Justine Kurland: Photos From a Lost Girlhood
Words by Maya Bewley
I first came across Justine Kurland’s work, like most art nowadays, while scrolling through TikTok. She was wedged in between cooking videos and fancams of Lily Rose Depp, and seemed to represent the next stage in the waif girl / Fiona Apple / disaffected zoomer progression. The art that’s making the rounds on the algorithm at the moment is Kurland’s 1997-2002 collection, ‘Girl Pictures,’ where Kurland drove across America staging photographs of girls wandering through the margins of highways and forgotten forests.
So I guess this blog post begins with the online reaction to Kurland’s work. Like Rayne Fisher Quann’s statement that it has become common for women to ‘express their identities through an artfully curated list of the things they consume,’ Kurland’s frolicking ‘Girl Pictures’ are part of a much larger cultural longing for girlhood. The current obsession with dainty ballet fashion or films like The Virgin Suicides is just a fragment of this longing that views girlhood as a kind of fragile but beautiful state of existence - one that can be returned to by wearing delicate clothes and vaguely Catholic-like jewellery; Kurland’s work partly lives up to this because it's so ethereal. Mysterious like the Lisbon girls, the subjects of Kurland’s photos tiptoe along tree logs, wind around riverbeds, and braid daisy chains among patches of tufted grass. Each photo has its own ‘liminal’ quality, frozen in the moment of discovering a new stretch of land or making an angel in the snow. Like the haziness of memories, Kurland captures that feeling of not being able to recall why you did something but what it felt like to try it for the first time. Her photos are places we can’t ever return to but still retain some of that newness we yearn for in girlhood.

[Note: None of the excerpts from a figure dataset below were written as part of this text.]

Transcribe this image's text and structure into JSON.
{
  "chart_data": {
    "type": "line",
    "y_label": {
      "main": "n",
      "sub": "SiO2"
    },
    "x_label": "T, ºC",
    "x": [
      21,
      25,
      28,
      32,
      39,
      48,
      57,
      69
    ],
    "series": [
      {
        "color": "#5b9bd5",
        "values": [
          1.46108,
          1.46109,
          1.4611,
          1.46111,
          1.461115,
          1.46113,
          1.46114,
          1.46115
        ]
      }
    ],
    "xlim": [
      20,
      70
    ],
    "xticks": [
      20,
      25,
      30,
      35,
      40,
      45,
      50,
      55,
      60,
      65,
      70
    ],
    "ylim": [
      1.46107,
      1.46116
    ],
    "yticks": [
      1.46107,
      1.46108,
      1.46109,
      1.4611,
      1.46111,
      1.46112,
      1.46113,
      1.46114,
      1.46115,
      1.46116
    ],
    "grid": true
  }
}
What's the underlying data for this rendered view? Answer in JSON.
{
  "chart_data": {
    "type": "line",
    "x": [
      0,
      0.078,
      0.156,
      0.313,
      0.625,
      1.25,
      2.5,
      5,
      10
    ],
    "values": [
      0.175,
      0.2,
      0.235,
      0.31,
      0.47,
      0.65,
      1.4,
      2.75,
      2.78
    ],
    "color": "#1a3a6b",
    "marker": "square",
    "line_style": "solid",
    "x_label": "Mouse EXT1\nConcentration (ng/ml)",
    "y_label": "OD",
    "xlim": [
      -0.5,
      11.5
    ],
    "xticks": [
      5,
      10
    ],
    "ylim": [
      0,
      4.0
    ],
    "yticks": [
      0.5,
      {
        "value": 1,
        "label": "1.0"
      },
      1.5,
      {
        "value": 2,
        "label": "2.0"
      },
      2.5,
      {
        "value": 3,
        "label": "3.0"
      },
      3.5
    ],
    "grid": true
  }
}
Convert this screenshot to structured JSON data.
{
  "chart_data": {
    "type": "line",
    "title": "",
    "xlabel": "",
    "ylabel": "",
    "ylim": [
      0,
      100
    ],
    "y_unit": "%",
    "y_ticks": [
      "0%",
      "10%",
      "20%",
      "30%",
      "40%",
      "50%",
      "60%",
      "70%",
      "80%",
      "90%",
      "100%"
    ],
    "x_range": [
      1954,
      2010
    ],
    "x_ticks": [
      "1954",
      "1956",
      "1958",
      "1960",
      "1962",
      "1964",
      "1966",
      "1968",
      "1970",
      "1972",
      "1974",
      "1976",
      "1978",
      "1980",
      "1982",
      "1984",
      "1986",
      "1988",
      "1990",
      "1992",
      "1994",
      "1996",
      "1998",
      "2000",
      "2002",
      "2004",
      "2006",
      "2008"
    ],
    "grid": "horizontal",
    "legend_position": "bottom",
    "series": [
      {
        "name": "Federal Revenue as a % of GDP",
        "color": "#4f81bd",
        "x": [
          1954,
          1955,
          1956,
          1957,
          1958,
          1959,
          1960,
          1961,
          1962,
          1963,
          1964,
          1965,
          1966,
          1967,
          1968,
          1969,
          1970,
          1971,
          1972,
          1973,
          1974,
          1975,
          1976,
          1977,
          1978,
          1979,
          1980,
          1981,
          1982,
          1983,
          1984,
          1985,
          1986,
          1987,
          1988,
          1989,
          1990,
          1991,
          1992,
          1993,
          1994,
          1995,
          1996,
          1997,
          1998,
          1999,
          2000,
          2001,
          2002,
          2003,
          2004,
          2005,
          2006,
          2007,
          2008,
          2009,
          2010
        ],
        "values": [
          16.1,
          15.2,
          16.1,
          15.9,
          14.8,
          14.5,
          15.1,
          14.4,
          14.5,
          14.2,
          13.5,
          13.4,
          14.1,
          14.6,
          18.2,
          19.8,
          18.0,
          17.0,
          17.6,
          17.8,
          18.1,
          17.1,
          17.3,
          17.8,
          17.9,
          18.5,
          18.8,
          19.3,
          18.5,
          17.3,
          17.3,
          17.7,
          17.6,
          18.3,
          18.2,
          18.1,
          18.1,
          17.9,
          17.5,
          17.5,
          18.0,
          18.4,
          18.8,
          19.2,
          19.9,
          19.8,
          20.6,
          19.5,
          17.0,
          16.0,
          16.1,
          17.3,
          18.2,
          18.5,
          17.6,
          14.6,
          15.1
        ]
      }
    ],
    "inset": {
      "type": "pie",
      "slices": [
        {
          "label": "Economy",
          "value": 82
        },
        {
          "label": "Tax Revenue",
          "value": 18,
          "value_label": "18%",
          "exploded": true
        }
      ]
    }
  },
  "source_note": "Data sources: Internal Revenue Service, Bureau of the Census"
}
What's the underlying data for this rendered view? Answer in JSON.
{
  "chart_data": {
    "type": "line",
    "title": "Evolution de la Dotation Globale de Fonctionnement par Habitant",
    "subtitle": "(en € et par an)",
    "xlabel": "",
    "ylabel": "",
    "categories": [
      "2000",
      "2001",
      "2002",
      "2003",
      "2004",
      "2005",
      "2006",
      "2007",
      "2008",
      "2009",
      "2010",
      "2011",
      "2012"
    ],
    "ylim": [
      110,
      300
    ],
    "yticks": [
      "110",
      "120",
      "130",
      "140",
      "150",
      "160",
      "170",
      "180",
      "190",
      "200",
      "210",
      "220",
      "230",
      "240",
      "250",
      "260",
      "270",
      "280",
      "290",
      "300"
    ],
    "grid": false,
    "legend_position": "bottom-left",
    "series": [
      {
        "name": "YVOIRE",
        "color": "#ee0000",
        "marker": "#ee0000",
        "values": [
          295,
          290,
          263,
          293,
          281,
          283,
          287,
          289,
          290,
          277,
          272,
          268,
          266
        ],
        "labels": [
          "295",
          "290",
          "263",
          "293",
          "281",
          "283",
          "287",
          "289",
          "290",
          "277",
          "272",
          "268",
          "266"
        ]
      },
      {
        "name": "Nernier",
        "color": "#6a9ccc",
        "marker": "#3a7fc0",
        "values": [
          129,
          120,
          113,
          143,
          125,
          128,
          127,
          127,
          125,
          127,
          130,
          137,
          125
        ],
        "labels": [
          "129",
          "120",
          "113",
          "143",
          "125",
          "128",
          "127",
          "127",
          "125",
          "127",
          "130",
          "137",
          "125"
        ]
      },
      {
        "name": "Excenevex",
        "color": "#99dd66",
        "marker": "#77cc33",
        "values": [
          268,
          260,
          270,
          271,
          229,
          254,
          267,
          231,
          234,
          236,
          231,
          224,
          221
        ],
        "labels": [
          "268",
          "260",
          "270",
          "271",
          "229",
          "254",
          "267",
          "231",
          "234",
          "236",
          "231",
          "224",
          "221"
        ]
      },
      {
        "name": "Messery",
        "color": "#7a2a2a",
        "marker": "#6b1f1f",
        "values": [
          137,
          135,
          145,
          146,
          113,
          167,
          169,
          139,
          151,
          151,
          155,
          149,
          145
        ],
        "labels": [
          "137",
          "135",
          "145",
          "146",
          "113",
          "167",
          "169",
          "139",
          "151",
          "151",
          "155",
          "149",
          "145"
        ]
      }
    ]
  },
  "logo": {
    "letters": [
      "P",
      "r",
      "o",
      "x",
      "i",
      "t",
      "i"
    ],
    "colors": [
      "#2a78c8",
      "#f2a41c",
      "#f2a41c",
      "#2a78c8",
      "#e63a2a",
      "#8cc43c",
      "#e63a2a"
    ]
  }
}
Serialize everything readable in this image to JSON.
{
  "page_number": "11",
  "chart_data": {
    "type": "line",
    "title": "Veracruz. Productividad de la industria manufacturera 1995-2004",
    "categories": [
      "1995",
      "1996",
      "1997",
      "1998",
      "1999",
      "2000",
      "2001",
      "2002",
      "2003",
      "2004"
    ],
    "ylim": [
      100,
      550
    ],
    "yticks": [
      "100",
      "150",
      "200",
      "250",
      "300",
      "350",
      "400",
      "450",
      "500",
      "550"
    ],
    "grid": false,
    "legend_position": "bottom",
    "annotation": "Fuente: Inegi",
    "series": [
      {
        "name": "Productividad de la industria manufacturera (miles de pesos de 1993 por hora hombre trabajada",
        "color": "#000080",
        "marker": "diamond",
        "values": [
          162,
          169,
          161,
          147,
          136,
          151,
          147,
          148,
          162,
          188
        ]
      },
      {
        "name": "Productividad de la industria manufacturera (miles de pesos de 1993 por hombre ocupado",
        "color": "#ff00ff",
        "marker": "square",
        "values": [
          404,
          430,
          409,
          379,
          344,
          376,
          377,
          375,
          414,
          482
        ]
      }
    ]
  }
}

However, Kurland’s work doesn’t completely fit into the fragile-but-beautiful category. For starters, the girls of ‘Girl Pictures’ are a lot less sanitised and a lot more rough around the edges. There’s a rawness in the dishevelled hair, the rolled up denim, and the bare feet that walk across the jagged landscape; it’s this that is labelled the feminist element of Kurland’s work, the ‘proof’ that girls aren’t actually dainty creatures but also messy and grotesque ones. They’re smoking cigarettes in abandoned bathrooms, or hanging out inside rusty cars. One photo, titled ‘Poison Ivy’, encapsulates this childlike interest in what’s considered ugly; two girls crouch side by side, applying leeches to each other from a nearby pond. You can see the black slugs all over their bodies, the red marks they’ve left on their skin - but the girls don’t care, they stare in careful fascination at the parasites.
There’s a lot to be said for the places Kurland’s girls inhabit, too. The girls in the photos are always on the fringes of society, whether that’s beneath a motorway bridge or on the edge of a cliff face. Writing in Aperture, the artist describes this choice as part of the imaginings of a feminist utopia, one where “acts of solidarity between girls would engender even more girls—they would multiply through the sheer force of togetherness and lay claim to a new territory.” Abandoning the stagnancy of the urban suburbs, Kurland’s girls forge community in the forgotten spaces of the 21st century.
It’s this roughness and ruralness that is at the heart of the appeal for Kurland’s work in the TikTok generation. Maybe it’s because girlhood nowadays is filtered through the constant presence of social media. Are girls today allowed to be ugly? You could argue that at the time of Kurland’s work, beauty standards were as much a ‘thing’ in the glamour of 1990s magazine covers and TV screens. But there’s something about the ubiquity of being online that means there’s a heightened awareness for girls growing up in the digital age that someone else’s gaze is never too far away. Kurland’s work is located in that innocence of childhood when you still weren’t fully aware of how you wanted to be perceived, a reminder of the time when you were learning about the world without the pressure of having to perform for it. And I think those who look at ‘Girl Pictures’ today see something both thrilling and dangerous in that.
Of course, there’s an added layer of irony that the photos of ‘Girl Pictures’ were completely staged. Even Kurland herself was aware when making them that they were a fantasy. While she was travelling across America, Kurland fished out girls from local towns and took them to places where she could set up the shots. “It’s difficult to describe the joy of a carload of girls, going somewhere with the radio turned up and the windows rolled down,” she writes for Aperture. However careless and free the girls might have actually been, the photos themselves were still reflections of Kurland’s own mythical dream of girlhood.
Fantasy and reality, fragility and fearlessness all coalesce inside Kurland’s ‘Girl Pictures’, and ring true whether you viewed the photos on their publication in the early 2000s or via a TikTok / Pinterest board today. In each case, Kurland’s work is a stark reminder that growing up as a girl has always meant growing into a set of contradictions.